Red Sox infuriated by game-changing blown call on double play
Red Sox have a legitimate gripe with the umpires in their latest loss
The Boston Red Sox wrapped up a six-game west coast road trip through Oakland and Anaheim in which five of the contests were decided by one run. The margin of error was slim in each series, which is why it was so frustrating that an umpire’s mistake was partially responsible for costing the Red Sox a chance at a winning record on the trip.
Boston trailed 4-3 in the sixth inning of Wednesday afternoon’s finale against the Angels when Christian Vazquez stepped to the plate with runners on first and second. Vazquez hit a chopper up the middle that was scooped by second baseman David Fletcher, who flipped it to shortstop José Iglesias to initiate the double play.
While this appeared to be a routine twin killing, the slick-fielding Iglesias missed the second base bag before twirling to fire to first to complete the inning-ending double play.
Christian Arroyo immediately protested that he should be safe since a force out can’t be called if the fielder doesn’t touch the base. The Red Sox challenged the play but the umpires upheld the call after video review.
Instead of having two runners in scoring position with two outs, the inning was over.
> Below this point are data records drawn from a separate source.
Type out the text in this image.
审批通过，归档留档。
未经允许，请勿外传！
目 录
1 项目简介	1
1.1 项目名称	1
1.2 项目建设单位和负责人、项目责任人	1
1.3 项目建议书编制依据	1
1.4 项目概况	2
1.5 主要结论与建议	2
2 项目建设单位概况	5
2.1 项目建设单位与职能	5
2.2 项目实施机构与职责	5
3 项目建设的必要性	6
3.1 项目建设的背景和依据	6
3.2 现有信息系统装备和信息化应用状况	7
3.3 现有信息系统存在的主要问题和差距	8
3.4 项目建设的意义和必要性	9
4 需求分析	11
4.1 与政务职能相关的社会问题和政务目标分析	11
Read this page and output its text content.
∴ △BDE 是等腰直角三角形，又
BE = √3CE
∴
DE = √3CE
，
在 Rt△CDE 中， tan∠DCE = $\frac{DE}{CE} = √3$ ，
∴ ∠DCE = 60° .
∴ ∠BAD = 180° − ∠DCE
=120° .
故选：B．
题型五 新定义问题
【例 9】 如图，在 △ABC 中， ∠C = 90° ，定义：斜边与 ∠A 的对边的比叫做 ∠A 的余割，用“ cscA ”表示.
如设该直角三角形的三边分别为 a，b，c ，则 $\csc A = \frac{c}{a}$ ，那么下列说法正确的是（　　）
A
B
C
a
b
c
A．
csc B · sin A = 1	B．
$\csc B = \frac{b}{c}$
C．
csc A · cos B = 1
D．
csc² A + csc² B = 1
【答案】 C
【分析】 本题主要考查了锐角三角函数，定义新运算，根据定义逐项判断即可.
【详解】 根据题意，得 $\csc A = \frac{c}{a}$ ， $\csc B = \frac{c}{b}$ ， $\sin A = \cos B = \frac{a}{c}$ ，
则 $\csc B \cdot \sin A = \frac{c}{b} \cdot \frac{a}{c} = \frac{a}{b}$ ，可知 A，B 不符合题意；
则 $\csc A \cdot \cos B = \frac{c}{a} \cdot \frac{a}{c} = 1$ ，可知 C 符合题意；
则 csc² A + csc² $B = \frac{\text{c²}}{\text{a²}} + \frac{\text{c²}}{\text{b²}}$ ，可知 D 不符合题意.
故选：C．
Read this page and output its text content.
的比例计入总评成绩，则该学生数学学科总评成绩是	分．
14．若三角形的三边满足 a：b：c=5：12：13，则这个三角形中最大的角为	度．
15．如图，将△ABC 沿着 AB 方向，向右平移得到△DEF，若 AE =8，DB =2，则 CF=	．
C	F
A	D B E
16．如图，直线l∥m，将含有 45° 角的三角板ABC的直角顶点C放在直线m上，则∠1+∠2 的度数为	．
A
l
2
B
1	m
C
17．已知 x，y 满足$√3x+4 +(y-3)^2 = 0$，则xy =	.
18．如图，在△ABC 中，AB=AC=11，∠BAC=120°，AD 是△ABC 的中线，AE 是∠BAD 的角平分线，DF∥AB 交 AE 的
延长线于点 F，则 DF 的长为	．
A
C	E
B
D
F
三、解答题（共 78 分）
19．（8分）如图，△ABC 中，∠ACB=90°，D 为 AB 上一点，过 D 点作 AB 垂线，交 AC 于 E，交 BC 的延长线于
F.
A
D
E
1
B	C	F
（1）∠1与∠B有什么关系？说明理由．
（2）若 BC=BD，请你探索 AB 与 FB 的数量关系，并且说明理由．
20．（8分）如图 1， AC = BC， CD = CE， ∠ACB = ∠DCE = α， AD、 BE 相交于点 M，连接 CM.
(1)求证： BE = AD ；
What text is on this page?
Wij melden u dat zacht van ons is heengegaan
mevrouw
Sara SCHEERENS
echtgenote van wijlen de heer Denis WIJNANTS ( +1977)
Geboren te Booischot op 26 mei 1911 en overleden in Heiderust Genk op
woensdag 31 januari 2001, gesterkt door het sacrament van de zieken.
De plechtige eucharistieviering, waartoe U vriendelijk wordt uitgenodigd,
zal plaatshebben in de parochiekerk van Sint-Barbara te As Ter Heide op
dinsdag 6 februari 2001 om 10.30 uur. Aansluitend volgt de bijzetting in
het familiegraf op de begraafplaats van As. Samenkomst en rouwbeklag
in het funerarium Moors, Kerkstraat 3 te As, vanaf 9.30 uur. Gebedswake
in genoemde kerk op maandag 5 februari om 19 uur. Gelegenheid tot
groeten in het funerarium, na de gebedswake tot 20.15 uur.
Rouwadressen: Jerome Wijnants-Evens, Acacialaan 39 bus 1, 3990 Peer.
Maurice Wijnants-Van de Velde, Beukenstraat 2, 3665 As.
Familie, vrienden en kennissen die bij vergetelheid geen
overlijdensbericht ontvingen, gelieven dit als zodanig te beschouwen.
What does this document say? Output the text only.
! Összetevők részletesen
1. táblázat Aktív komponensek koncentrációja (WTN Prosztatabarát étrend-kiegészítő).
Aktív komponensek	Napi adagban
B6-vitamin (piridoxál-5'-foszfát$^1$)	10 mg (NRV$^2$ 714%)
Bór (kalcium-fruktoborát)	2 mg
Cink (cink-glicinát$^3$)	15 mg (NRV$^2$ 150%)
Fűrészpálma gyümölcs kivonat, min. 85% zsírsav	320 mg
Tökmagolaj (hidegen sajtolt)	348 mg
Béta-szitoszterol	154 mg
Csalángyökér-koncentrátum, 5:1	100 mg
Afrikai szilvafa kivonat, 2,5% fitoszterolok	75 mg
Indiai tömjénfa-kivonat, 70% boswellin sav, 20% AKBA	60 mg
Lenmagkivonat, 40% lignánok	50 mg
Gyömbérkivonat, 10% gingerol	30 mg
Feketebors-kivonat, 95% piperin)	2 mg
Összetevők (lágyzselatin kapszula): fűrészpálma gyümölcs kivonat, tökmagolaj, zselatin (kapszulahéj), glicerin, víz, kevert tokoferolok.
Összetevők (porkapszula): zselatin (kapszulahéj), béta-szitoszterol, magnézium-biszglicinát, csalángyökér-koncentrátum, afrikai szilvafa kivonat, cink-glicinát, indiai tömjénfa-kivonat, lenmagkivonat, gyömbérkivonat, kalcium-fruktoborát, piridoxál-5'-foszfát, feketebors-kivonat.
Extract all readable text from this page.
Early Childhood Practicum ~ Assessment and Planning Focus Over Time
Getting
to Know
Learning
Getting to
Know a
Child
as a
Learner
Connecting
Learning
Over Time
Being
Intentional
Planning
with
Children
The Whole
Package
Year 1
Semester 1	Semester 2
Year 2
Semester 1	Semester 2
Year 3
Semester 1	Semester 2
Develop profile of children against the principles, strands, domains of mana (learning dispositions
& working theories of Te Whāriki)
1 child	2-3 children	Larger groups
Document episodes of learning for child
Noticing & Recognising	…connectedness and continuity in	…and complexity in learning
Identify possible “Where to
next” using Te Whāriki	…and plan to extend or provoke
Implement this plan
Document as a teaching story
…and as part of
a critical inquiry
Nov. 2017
The Red Sox managed to come away with one run in the sixth to trim the deficit to one but they had an opportunity to do more damage and potentially could have taken the lead.
Manager Alex Cora disagreed with the umpire’s decision when asked about it after the game, per MassLive’s Chris Cotillo.
"“There’s no more neighborhood play,” said Cora. “I know he’s good at short, he makes great plays and has some great footwork but the angles that I saw, I didn’t agree with (second base umpire Alfonso Marquez). Obviously, he’s closer than me. It was going to be second and third and two outs. I didn’t agree with the call but he’s closer than me, so he had a better view.”"
The “neighborhood play” refers to an old rule that allowed an umpire to call a force out as long as the fielder came reasonably close to touching second base. The intent was to protect infielders from base runners sliding into second in an attempt to disrupt a double play. The rules have changed to prohibit takeout slides, so now that they no longer need to be concerned about having their legs taken out from under them, there’s no reason for umpires to be so lenient with the call.
Instant replay has led to umpires meticulously breaking down plays in slow motion from every angle. The fielder taking his foot off the bag an instant too soon can be enough to sway the decision toward a safe call. Yet, in this case, the umpires decided, “Meh, close enough.”
I’ve watched the video dozens of times and can’t find any point that clearly shows Iglesias tagged the bag. Unfortunately, overturning a call on replay requires clear evidence that he did not touch second base. It’s possible that the umpires felt the play was too close to overturn so the call on the field would have stood either way. The sliding Arroyo briefly obscures the camera’s view and that was potentially enough to create the uncertainty that led the umpires sticking with the out call.
The decision cost Boston the opportunity to tack on more runs, which could have been pivotal in a game they lost by one. However, it’s a bit of a stretch to say it cost the the game. We can’t overlook that an overturned call allowing the inning to continue would have brought Bobby Dalbec to the plate against right-hander Steve Cishek. Dalbec is batting a woeful .185 against right-handed pitching this season. Cishek has held right-handed bats to a .215 average. Let’s just say the odds weren’t in Boston’s favor.
A slim chance is still better than no chance at all though. The Red Sox are understandably miffed that their rally was cut short by a questionable call. It was a frustrating way to end a road trip but going .500 against a pair of quality teams on the west coast is hardly a harbinger of doom.
The Red Sox get a day off before a weekend series at home to wrap up the first half of the season. If they can ride into the All-Star break on a winning streak while maintaining their lead in the AL East, Boston will be in great shape coming out of the break.